Some of the day-after noise is shock over her actions. But, as Gothamist points out, there’s also concern about that shock. Whether audiences should be scandalized by what a young woman is wearing and what she does as part of an overtly sexual performance — especially when she’s performing in the context of lots of other crazy clothes (see: Gaga) and songs about sex — is, by now, garnering more attention than the original scandal did.
It’s nice that Miley is comfortable with herself.

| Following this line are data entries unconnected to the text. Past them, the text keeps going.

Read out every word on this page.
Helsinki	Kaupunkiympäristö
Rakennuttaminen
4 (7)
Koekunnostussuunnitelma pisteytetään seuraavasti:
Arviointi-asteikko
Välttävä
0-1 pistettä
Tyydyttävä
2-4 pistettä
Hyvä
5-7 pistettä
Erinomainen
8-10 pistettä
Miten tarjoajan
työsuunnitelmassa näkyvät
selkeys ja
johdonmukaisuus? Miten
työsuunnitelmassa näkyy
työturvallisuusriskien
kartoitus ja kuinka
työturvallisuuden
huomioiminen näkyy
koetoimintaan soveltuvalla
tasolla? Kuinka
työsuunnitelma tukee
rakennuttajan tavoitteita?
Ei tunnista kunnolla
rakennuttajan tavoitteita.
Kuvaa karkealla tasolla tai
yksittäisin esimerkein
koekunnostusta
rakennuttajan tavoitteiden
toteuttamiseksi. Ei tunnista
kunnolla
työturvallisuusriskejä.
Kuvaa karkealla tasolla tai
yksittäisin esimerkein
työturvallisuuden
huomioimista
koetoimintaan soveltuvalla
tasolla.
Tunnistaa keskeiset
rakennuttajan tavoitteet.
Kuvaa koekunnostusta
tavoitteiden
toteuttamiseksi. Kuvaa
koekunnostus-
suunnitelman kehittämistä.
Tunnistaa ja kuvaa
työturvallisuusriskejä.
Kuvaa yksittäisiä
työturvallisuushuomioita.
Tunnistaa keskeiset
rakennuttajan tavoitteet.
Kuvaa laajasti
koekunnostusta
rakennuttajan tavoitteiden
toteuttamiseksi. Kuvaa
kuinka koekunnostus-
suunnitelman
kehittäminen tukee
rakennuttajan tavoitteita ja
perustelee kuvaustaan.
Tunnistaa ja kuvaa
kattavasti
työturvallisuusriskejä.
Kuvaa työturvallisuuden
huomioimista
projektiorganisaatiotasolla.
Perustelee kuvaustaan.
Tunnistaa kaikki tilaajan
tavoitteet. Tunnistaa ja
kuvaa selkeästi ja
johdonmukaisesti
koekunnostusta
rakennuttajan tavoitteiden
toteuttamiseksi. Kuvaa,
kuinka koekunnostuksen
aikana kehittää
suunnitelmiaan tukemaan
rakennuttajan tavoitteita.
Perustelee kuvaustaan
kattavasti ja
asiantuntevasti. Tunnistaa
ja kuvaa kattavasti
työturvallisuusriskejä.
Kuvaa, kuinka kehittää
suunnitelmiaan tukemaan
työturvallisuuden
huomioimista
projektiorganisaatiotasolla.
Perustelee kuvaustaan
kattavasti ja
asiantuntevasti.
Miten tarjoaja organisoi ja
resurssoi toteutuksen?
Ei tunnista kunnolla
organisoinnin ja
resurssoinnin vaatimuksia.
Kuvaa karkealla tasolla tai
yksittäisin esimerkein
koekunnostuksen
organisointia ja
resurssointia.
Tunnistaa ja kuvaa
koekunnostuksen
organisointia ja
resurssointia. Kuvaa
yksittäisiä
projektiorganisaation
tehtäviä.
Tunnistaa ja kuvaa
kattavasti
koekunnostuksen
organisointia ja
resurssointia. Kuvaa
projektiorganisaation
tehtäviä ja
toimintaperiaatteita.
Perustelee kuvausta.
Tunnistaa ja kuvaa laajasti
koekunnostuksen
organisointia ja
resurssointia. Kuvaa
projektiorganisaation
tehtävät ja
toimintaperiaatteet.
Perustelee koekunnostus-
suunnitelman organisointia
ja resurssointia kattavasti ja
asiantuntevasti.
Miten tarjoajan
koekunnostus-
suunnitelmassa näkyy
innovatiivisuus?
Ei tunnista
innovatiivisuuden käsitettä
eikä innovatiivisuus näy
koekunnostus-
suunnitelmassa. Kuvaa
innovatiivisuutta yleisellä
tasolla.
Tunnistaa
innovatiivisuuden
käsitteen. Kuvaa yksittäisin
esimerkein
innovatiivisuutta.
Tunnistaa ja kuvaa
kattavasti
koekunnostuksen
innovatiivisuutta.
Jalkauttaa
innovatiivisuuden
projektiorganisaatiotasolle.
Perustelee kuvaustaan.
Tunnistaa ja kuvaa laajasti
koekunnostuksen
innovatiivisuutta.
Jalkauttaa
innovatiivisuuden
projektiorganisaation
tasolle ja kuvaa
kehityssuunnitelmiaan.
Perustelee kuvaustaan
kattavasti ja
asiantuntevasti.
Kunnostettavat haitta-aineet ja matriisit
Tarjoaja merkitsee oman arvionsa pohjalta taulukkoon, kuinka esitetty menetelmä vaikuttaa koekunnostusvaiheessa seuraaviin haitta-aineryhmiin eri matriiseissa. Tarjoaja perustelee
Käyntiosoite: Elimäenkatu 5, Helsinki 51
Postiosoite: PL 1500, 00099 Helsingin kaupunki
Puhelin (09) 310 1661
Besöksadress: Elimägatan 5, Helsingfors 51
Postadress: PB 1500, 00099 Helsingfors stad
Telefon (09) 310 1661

— Judd Apatow (@JuddApatow) August 26, 2013
Consensus (Jody Rosen, Maurice McLeod, this piece) is that Miley Cyrus’s VMA act was insanely racist. http://t.co/K4ZNeMMNTd
— Heidi N. Moore (@moorehn) August 26, 2013
As New York magazine’s Jody Rosen points out in a sharp analysis of the performance, Cyrus’ set (as with much of her recent oeuvre) appropriates and tweaks many aspects of music, dance and dress that are closely associated with African-American culture, especially those aspects that Cyrus herself has called “hood.” Per Rosen’s take, the VMA performance “gives minstrelsy a postmodern careerist spin”: Cyrus is using that appropriation to help make it clear what kind of artist she wants to be (not Hannah Montana), in order to sell more records. Is Miley Cyrus just part of the ever-evolving interplay between pop-music cultures in the U.S. — a story that, while still problematic in some cases, is old as rock and roll — or is she making tongue-out mockery of a culture she picks and chooses from for her own profit?
When you think of it that way, it’s less surprising that people are still talking about the show she put on. Which means these aren’t so much reasons you’re hearing about Miley Cyrus today — they’re reasons you’ll probably be hearing about her for a long time.